Back in the old ClipperBlog days, down at the bottom of the site we had something called a word cloud. Or tag cloud. It was a cloud something. Anyway, it basically showed which names or terms we were using most often on the blog. Trying my damndest to emulate Kevin Arnovitz (and failing miserably in the process), I’d throw the ol’ PUJIT as much as I possibly could, but I’d also talk a lot about glue guys. If you’ve been here for a while, you probably remember those discussions spanning over about three years time.
It’s funny. Matt Barnes kind of snuck up on us a little bit, didn’t he?

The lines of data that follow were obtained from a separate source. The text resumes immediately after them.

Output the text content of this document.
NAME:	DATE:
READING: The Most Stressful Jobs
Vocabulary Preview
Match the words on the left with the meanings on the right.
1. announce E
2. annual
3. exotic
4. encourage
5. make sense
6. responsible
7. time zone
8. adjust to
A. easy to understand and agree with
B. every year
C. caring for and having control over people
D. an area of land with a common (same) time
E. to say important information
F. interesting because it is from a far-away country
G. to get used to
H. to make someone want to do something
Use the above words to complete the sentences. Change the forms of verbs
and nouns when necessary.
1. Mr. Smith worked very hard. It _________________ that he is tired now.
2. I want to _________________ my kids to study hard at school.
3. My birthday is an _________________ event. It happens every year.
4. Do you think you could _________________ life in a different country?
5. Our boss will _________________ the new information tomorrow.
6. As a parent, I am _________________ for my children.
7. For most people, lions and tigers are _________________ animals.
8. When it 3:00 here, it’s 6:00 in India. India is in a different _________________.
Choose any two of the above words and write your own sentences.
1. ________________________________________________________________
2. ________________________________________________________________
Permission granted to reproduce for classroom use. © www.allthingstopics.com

According to 82games.com, Barnes is second in the team in net on/off rating (+6.6 points per 100 possessions) and he’s part of the team’s most productive lineup (Paul-Crawford-Barnes-Griffin-Jordan) that sports a ridiculous 131.7 offensive rating. To put that astronomical number in perspective, the top offense in the league (Oklahoma City) has a 111.3 rating. If there’s one common theme in the Clippers’ best lineups this season, it’s that Barnes is holding things together at small forward with his defense and ability to get easy buckets off the ball.

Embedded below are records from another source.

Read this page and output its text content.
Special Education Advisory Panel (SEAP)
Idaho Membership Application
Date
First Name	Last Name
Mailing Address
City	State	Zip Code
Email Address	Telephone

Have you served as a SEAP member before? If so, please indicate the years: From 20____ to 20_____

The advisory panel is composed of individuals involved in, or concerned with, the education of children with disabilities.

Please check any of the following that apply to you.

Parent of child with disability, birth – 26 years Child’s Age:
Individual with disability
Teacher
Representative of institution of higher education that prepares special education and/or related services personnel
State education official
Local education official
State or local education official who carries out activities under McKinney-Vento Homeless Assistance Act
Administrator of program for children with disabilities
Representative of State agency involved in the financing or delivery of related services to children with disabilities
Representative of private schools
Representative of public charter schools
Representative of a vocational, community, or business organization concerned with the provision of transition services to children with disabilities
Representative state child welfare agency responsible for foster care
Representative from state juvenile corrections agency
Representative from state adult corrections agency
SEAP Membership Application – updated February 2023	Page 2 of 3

This offseason the Clippers raised their collective ceiling with the acquisitions of Jamal Crawford and Lamar Odom. While that higher ceiling is welcomed for when the Thunder and Spurs come knocking in the playoffs, it’s Barnes who has raised the floor during the regular season. You know, for the games like a road tilt in Milwaukee on a Saturday in December. Barnes scored a game-high 21 points, a number you wouldn’t expect to be replicated often, but note that every field goal but one was a layup. Barnes isn’t doing what he’s doing with luck of the iron — not at all. If Jamal Crawford’s the poster boy for the hot hand, Barnes has been the same for sustainability.
The Clippers have plenty of guys on the roster that can “go off” at anytime, but Barnes is one of the few, by his own design, who can always be on. After years of searching, I’m going to call off the manhunt now: Matt Barnes is the glue guy we’ve been searching for.